Listen to this startling fact! According to the Centers for Disease Control almost 700 thousand people will die of heart disease in the United States this year and you could become the next victim. We want to change that. Tonight, WSFA 12 News is on a mission to save lives and we want to start with yours. Listen carefully, to our Cardiac Arrest report. It could save your life.
We took a question to the streets of Montgomery. We stopped at a grocery store parking lot, the food court and restaurants and we found many people willing to telling us how cardiovascular disease has affected their lives. The Centers for Disease Control reports 29 percent of the deaths in this county are caused by heart disease. So, armed with a few questions we probed into medical histories and family backgrounds. But, we needed more than just a few questions, We joined forces with the medical professionals at Baptist Medical Center South to try and save lives and together, we put people under what we call cardiac arrest.
Touch of Class Limousine helped us out, by rushing some of the people to the hospital for a number of test. They had blood work, an EKG and if necessary, Baptist made available an amazing piece of technology. A 64 Slice CT. It takes 63 images of the body in a matter of seconds giving doctors an unprecedented look at your heart. We tested eight people and one person's life was changed forever.

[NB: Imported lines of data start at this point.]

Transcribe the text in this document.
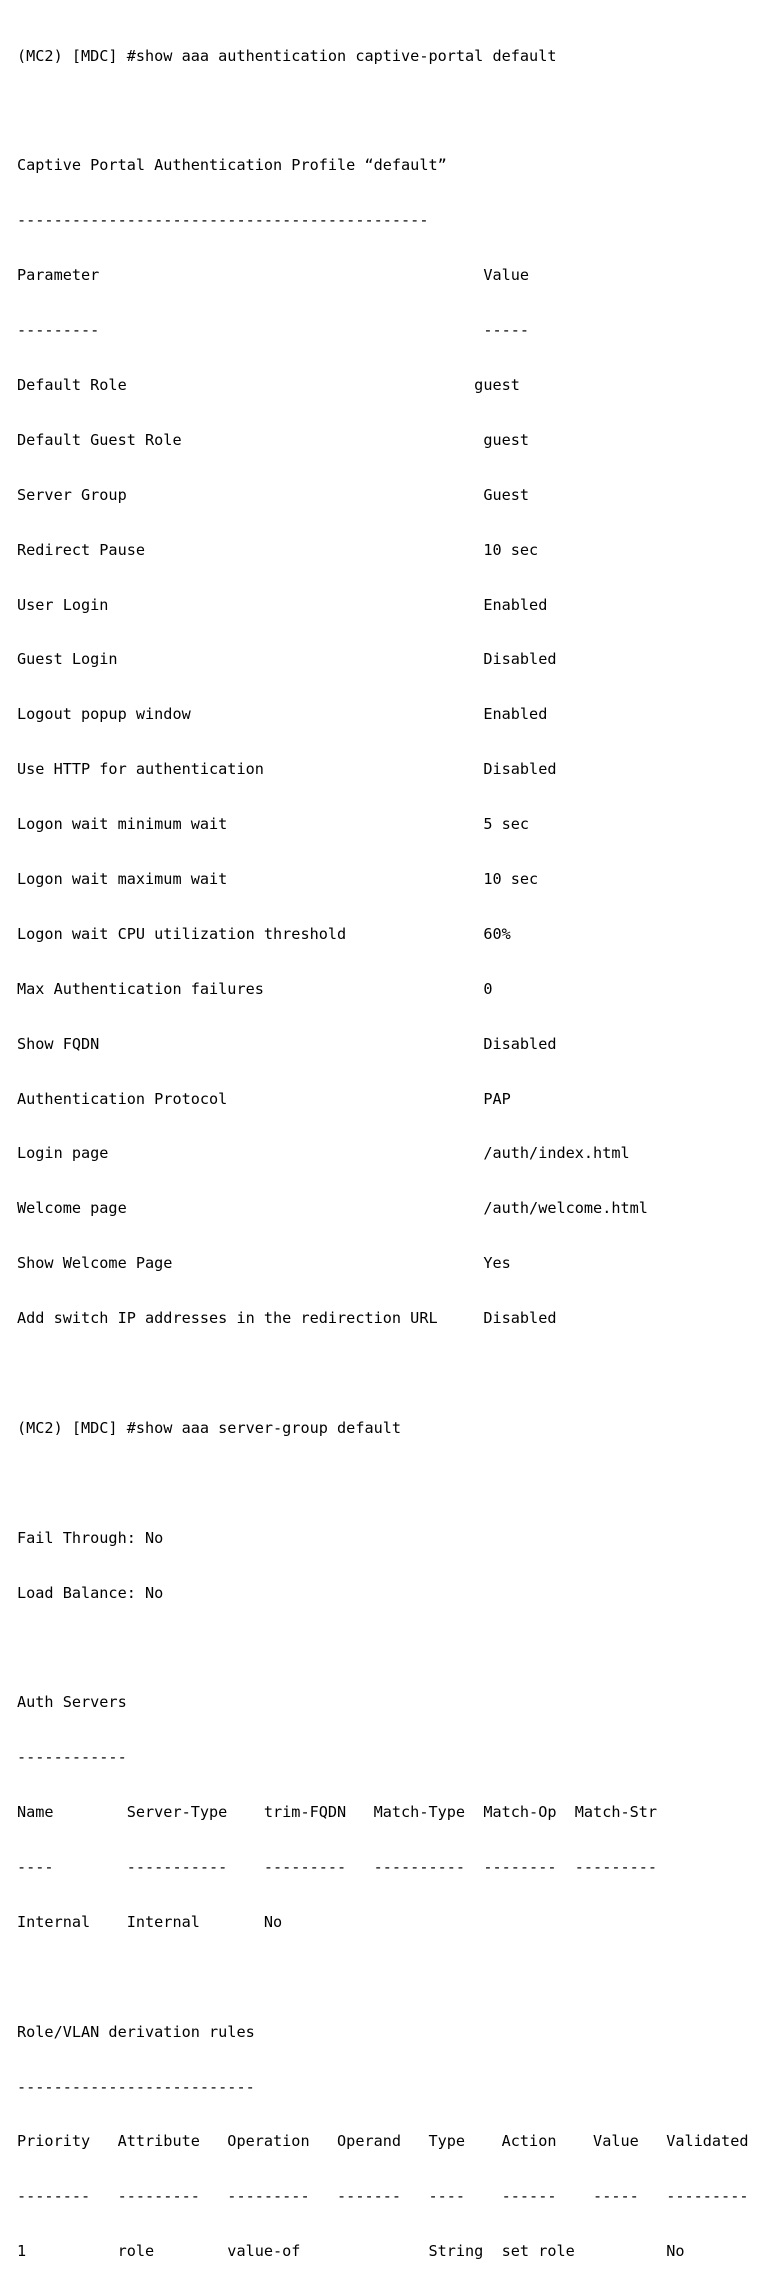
(MC2) [MDC] #show aaa authentication captive-portal default

Captive Portal Authentication Profile “default”

---------------------------------------------

Parameter                                          Value

---------                                          -----

Default Role                                      guest

Default Guest Role                                 guest

Server Group                                       Guest

Redirect Pause                                     10 sec

User Login                                         Enabled

Guest Login                                        Disabled

Logout popup window                                Enabled

Use HTTP for authentication                        Disabled

Logon wait minimum wait                            5 sec

Logon wait maximum wait                            10 sec

Logon wait CPU utilization threshold               60%

Max Authentication failures                        0

Show FQDN                                          Disabled

Authentication Protocol                            PAP

Login page                                         /auth/index.html

Welcome page                                       /auth/welcome.html

Show Welcome Page                                  Yes

Add switch IP addresses in the redirection URL     Disabled

(MC2) [MDC] #show aaa server-group default

Fail Through: No

Load Balance: No

Auth Servers

------------

Name        Server-Type    trim-FQDN   Match-Type  Match-Op  Match-Str

----        -----------    ---------   ----------  --------  ---------

Internal    Internal       No

Role/VLAN derivation rules

--------------------------

Priority   Attribute   Operation   Operand   Type    Action    Value   Validated

--------   ---------   ---------   -------   ----    ------    -----   ---------

1          role        value-of              String  set role          No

With every beat of his heart Aaron Lee worries about his health. He's 26 years old, married but his future could lie in his past. His father died of a stroke and everyday, he takes medication for high cholesterol and high blood pressure. "It's in the back of my mind, the back of my mind when I take my medicine that it could be my turn to die soon" Lee said.
Knowing his medical future Aaron Lee a photographer for WSFA 12 News put down his camera and turned the lens on himself. He under went the 64 CT and after two weeks of waiting he finally got some answers.